Their wives compare yoga classes and kindergartens, clad almost entirely in apparel from Lululemon. Nearly all of them are in better shape than they were ten years ago, in some sort of inverse proportionality to their husbands. From a distance, they are all candidates for Bravo’s next reality show, smacking of an irony borne from the unreality of it all.

Towards the center of the park are those Frisbee players. Along with baseball players, volleyball players, and football players. Or just players. Men in their 20s are surrounded by women of the same age – all engaged in routine rituals of relationships among people who slept together, are sleeping together or will soon sleep together – like some sort of active verb, a sexually active verb – being conjugated in real-time.
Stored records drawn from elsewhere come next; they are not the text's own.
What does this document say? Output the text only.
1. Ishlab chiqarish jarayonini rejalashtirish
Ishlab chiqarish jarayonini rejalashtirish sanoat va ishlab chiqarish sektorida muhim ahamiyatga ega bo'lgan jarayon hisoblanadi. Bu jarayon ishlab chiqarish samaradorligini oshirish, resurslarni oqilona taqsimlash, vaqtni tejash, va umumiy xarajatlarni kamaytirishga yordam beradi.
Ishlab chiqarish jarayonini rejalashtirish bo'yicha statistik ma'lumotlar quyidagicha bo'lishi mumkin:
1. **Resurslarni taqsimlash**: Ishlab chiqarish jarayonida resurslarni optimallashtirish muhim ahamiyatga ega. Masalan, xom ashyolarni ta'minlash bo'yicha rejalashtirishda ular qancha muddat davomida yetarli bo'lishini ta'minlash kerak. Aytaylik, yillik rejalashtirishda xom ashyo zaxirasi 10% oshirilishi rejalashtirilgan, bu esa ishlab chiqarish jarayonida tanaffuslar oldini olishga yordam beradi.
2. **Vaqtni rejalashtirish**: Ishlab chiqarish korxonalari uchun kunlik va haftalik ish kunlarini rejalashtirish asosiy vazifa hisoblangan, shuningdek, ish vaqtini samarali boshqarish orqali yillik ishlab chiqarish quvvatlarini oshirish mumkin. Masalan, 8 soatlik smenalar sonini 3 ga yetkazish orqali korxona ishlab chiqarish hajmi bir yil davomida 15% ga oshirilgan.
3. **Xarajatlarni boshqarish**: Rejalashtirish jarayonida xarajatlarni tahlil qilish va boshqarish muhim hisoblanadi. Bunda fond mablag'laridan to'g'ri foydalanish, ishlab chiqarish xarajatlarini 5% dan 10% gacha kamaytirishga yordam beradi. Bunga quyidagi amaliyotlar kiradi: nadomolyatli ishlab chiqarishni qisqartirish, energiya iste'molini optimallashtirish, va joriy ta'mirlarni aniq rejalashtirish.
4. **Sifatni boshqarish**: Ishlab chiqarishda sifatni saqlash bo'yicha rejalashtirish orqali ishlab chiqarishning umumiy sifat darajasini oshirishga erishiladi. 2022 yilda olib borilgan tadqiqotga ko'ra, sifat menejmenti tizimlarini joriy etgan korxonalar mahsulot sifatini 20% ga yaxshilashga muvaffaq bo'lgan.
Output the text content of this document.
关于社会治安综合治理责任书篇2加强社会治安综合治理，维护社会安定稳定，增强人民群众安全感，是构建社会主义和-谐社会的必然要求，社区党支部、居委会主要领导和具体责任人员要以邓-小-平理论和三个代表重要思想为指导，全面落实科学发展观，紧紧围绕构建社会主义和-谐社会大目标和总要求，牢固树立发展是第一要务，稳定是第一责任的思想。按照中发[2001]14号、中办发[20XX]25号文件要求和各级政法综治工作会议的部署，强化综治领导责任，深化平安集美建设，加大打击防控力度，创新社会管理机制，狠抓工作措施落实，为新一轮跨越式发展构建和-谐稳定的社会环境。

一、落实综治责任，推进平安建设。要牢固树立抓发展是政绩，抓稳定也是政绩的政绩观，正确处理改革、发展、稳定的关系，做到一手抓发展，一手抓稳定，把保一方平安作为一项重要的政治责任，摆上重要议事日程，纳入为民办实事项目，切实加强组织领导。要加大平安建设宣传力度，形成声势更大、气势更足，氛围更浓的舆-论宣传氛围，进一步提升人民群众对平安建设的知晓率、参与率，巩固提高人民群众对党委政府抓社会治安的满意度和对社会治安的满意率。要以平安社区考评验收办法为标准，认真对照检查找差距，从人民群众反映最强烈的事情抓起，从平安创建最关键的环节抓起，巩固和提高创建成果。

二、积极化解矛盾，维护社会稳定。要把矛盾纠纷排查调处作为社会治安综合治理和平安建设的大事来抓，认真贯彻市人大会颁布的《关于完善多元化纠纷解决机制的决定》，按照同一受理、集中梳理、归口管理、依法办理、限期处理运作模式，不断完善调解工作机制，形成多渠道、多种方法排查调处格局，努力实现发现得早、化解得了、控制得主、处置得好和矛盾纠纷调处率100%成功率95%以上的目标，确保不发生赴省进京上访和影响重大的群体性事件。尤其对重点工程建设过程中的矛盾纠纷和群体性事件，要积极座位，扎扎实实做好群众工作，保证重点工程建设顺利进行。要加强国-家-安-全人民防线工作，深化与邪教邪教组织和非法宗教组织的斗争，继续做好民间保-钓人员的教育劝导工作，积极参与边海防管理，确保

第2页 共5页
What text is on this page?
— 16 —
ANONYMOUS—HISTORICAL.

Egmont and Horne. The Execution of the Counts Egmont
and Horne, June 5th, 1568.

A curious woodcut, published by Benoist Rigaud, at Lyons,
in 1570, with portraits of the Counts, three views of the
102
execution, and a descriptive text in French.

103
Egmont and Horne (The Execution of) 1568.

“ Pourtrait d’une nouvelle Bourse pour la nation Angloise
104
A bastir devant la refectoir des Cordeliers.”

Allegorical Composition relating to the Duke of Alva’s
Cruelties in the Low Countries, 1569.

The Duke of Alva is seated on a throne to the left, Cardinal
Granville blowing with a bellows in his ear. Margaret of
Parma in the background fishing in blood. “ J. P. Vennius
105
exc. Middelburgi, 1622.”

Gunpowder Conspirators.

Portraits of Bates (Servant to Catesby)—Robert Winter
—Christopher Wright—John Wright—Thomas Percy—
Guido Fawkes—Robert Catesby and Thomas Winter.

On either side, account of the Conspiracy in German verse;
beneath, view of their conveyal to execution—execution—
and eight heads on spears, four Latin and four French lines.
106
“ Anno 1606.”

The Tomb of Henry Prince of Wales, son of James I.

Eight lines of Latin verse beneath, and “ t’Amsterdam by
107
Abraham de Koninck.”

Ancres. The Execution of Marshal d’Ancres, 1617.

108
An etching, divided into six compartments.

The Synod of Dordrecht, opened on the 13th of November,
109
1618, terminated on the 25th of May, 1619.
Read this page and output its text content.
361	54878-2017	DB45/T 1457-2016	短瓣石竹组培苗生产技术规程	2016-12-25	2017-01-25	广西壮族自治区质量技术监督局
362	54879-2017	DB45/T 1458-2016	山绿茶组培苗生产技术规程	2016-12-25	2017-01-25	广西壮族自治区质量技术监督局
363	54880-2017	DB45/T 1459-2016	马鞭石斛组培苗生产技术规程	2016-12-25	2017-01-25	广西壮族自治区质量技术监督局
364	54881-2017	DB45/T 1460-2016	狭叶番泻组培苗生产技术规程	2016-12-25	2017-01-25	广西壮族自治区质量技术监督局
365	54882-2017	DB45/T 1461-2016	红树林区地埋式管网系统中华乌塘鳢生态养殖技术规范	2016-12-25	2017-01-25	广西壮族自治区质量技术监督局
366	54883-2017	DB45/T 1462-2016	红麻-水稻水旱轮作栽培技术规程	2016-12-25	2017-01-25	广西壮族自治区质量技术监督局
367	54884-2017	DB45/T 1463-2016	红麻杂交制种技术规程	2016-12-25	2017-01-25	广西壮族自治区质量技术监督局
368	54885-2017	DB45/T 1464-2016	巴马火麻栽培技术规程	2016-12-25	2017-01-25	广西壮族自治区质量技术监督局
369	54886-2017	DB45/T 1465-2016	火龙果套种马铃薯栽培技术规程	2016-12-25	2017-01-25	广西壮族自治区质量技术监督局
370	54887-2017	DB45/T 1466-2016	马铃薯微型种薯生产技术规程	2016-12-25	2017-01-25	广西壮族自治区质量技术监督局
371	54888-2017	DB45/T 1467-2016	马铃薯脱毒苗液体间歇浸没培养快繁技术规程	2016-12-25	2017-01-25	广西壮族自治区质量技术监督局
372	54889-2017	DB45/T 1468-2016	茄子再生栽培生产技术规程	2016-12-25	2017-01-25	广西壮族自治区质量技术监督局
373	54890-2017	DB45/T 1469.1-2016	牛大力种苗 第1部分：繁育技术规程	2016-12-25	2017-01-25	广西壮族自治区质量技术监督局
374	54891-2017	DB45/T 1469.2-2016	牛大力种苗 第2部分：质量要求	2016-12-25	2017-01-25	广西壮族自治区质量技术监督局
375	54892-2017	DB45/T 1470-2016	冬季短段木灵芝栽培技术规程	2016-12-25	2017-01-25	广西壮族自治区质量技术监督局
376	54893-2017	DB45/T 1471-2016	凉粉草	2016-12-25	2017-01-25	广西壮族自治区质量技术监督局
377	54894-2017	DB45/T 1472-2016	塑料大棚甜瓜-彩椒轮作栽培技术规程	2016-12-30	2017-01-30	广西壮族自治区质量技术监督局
Everyone over the age of 30 is jealous. And is, in some way, watching them. And it is New York, so there is some regret, some wistfulness, some thing, in their eyes – even if they are perfectly happy – because they are not any longer young. And in New York (like LA, where I am headed yet again) to be young is to have promise, to have a future, to have freedom and fearlessness and adventure.

To be young is everything.

Wow – that was a little depressing right?

All right, let’s lighten it up, here. This ain’t meant to be Sartre.

Marcelene (speaking of young) met us in the park to regale us with stories from her job hunt, her man hunt, whatever hunts she’s been on lately. Joining her was a friend from high school and, initially I thought it was a friend she went to high school with – but I think she must have meant a friend who is still in high school. This girl was positively fetal. Asian, with long hair cavalierly contained under an oversize ball cap, she wore a denim skirt that wouldn’t have fit me as a wrist cuff and a t-shirt with an artist’s print, casually informing us she used to model for him. Seriously, she was so perfect a harbinger of a certain kind of New York sensibility that her name might has well have been Target Demo.

Needing a drink, Neil and I headed off to meet friends from our own century, only to arrive at the Frying Pan (26th and the West Side Highway) to find the entire complex of boats and piers completely overrun by an assortment of Manhattanites engaged in an everlasting frat party. Opting for our own kind, we made our way to Boxers, on 20th between Fifth and Sixth Avenues – ironically newly opened on the site of a sports bar that looked almost exactly the same 15 years ago. When you’ve been around long enough to see the same spaces recycled as the places they were, before they became everything else, you’ve been around too long.

And then, just as I got tired of all things young, I found something both young and old simultaneously. On the personal DVR player aboard my flight, I finished watching an episode of The Big Bang Theory and got up to go to the restroom. When I returned, I found I must have accidentally hit one of the keys, and Breakfast at Tiffany’s was just finishing the opening credits. Having never seen it, I allowed myself to get absorbed in the glamour and the style and the Mean Reds and all of it – with the impossibly beautiful Audrey Hepburn and George Peppard. It’s a shame so many romantic comedies today are so poorly written, because the film makes you long for a great love story that doesn’t end tragically; that reminds you that art illuminates and inspires. I loved it, from that first croissant all the way to a three-way hug involving a wet, nameless cat.